5150 Elm's Way (5150, rue des Ormes) is a 2009 Canadian psychological horror film directed by Éric Tessier and starring René-Daniel Dubois and Marc-André Grondin. It is based on a novel with the same name, written by author Patrick Senécal.

==Plot==
Elm's Way is a calm street in a small town. When Yannick falls from his bike, he knocks on the door of the Beaulieu residence, to call a cab home. Entering the house, Yannick hears a man screaming upstairs. When he finally encounters the source of the screams, he realizes that Beaulieu has wounded the man and was holding him hostage. Beaulieu then locks down Yannick in fear of him calling the police. Over time, he learns Beaulieu is a righteous psychopath and fanatical chess player who kills drug-dealers, pedophiles and other bad people for a better world.

Weeks pass and Yannick remains a prisoner, though is otherwise not mistreated by Beaulieu. He tries to escape, but is recaptured by Beaulieu's daughter Michelle, who breaks his leg. As he has done nothing wrong, Beaulieu doesn't want to kill Yannick and eventually agrees to let him go if he wins a game of chess against him, Beaulieu having never lost a game in his life so far. They play chess constantly, but Yannick never wins, though he rattles Beaulieu by once managing a draw. After Beaulieu's wife and daughter finally stand up to Beaulieu, they free Yannick.
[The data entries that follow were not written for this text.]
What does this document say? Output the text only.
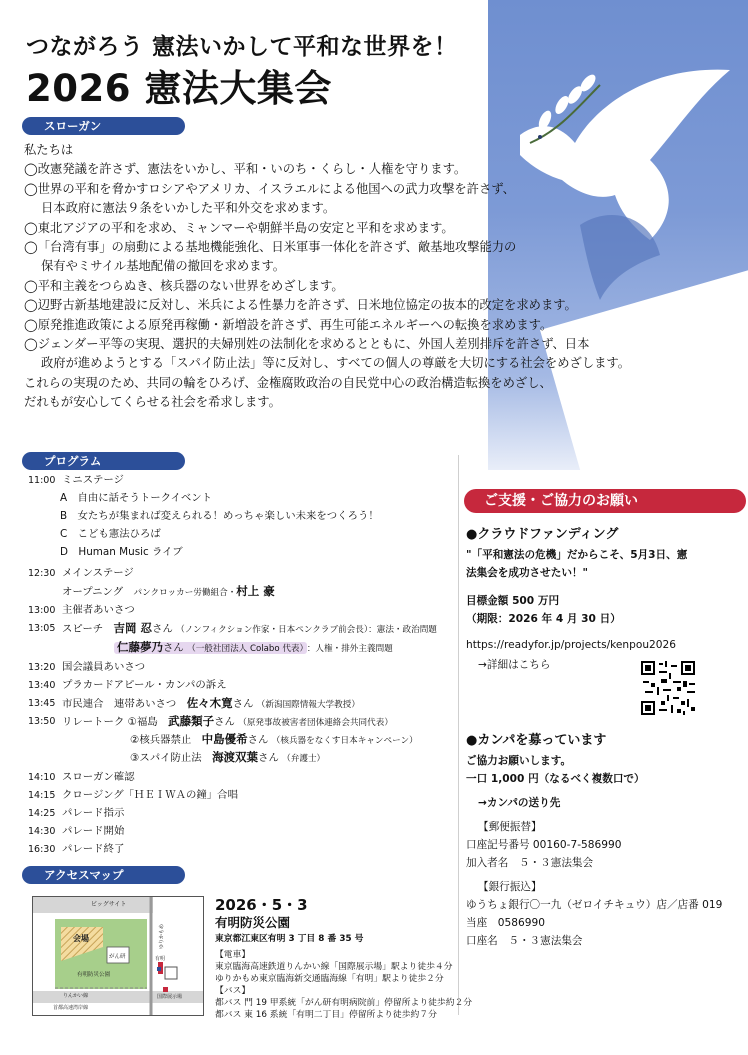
つながろう 憲法いかして平和な世界を！
2026 憲法大集会
スローガン
私たちは
◯改憲発議を許さず、憲法をいかし、平和・いのち・くらし・人権を守ります。
◯世界の平和を脅かすロシアやアメリカ、イスラエルによる他国への武力攻撃を許さず、
日本政府に憲法９条をいかした平和外交を求めます。
◯東北アジアの平和を求め、ミャンマーや朝鮮半島の安定と平和を求めます。
◯「台湾有事」の扇動による基地機能強化、日米軍事一体化を許さず、敵基地攻撃能力の
保有やミサイル基地配備の撤回を求めます。
◯平和主義をつらぬき、核兵器のない世界をめざします。
◯辺野古新基地建設に反対し、米兵による性暴力を許さず、日米地位協定の抜本的改定を求めます。
◯原発推進政策による原発再稼働・新増設を許さず、再生可能エネルギーへの転換を求めます。
◯ジェンダー平等の実現、選択的夫婦別姓の法制化を求めるとともに、外国人差別排斥を許さず、日本
政府が進めようとする「スパイ防止法」等に反対し、すべての個人の尊厳を大切にする社会をめざします。
これらの実現のため、共同の輪をひろげ、金権腐敗政治の自民党中心の政治構造転換をめざし、
だれもが安心してくらせる社会を希求します。
クラウド
ファンディングに
ご協力ください
プログラム
11:00 ミニステージ
A　自由に話そうトークイベント
B　女たちが集まれば変えられる！めっちゃ楽しい未来をつくろう！
C　こども憲法ひろば
D　Human Music ライブ
12:30 メインステージ
オープニング　 パンクロッカー労働組合・村上 豪
13:00 主催者あいさつ
13:05 スピーチ　 吉岡 忍さん （ノンフィクション作家・日本ペンクラブ前会長）：憲法・政治問題
仁藤夢乃さん （一般社団法人 Colabo 代表） ：人権・排外主義問題
13:20 国会議員あいさつ
13:40 プラカードアピール・カンパの訴え
13:45 市民連合　連帯あいさつ　 佐々木寛さん （新潟国際情報大学教授）
13:50 リレートーク ①福島　 武藤類子さん （原発事故被害者団体連絡会共同代表）
②核兵器禁止　 中島優希さん （核兵器をなくす日本キャンペーン）
③スパイ防止法　 海渡双葉さん （弁護士）
14:10 スローガン確認
14:15 クロージング「ＨＥＩＷＡの鐘」合唱
14:25 パレード指示
14:30 パレード開始
16:30 パレード終了
ご支援・ご協力のお願い
●クラウドファンディング
"「平和憲法の危機」だからこそ、5月3日、憲
法集会を成功させたい！"
目標金額 500 万円
（期限：2026 年 4 月 30 日）
https://readyfor.jp/projects/kenpou2026
→詳細はこちら
●カンパを募っています
ご協力お願いします。
一口 1,000 円（なるべく複数口で）
→カンパの送り先
【郵便振替】
口座記号番号 00160-7-586990
加入者名　５・３憲法集会
【銀行振込】
ゆうちょ銀行〇一九（ゼロイチキュウ）店／店番 019
当座　0586990
口座名　５・３憲法集会
アクセスマップ
ビッグサイト
会場
がん研
有明防災公園
ゆりかもめ
有明
りんかい線	国際展示場
首都高速湾岸線
2026・5・3
有明防災公園
東京都江東区有明 3 丁目 8 番 35 号
【電車】
東京臨海高速鉄道りんかい線「国際展示場」駅より徒歩４分
ゆりかもめ東京臨海新交通臨海線「有明」駅より徒歩２分
【バス】
都バス 門 19 甲系統「がん研有明病院前」停留所より徒歩約２分
都バス 東 16 系統「有明二丁目」停留所より徒歩約７分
But Yannick has gone mad sitting locked in the room playing chess games against Beaulieu and doesn't leave, believing that the only option to stop Beaulieu is to win against him.

In the final showdown, the two play a chess game in the cellar, where Beaulieu has conserved all of his victims and placed them as pieces on a giant chessboard. During the game, Beaulieu's little stepdaughter enters the cellar and witnesses her dead mother placed as a piece on the chessboard. She is then shot accidentally by Beaulieu, which renders him catatonic. The police arrive, free Yannick and arrest Beaulieu. Four months later, Yannick is still madly obsessed with the interrupted chess game, so thoroughly consumed by the thought of the final position that he alienates himself from his girlfriend.

==Production==
The film was filmed at Melrose Studios in Saint-Hubert, Québec, Canada.

===Awards===
Éric Tessier won for his script the Audience Award at the Gérardmer Film Festival and Joan-Patricia Parris was nominated for the Jutra Award for the best make-up.

==Release==
The film premiered on 9 October 2009 in Canada.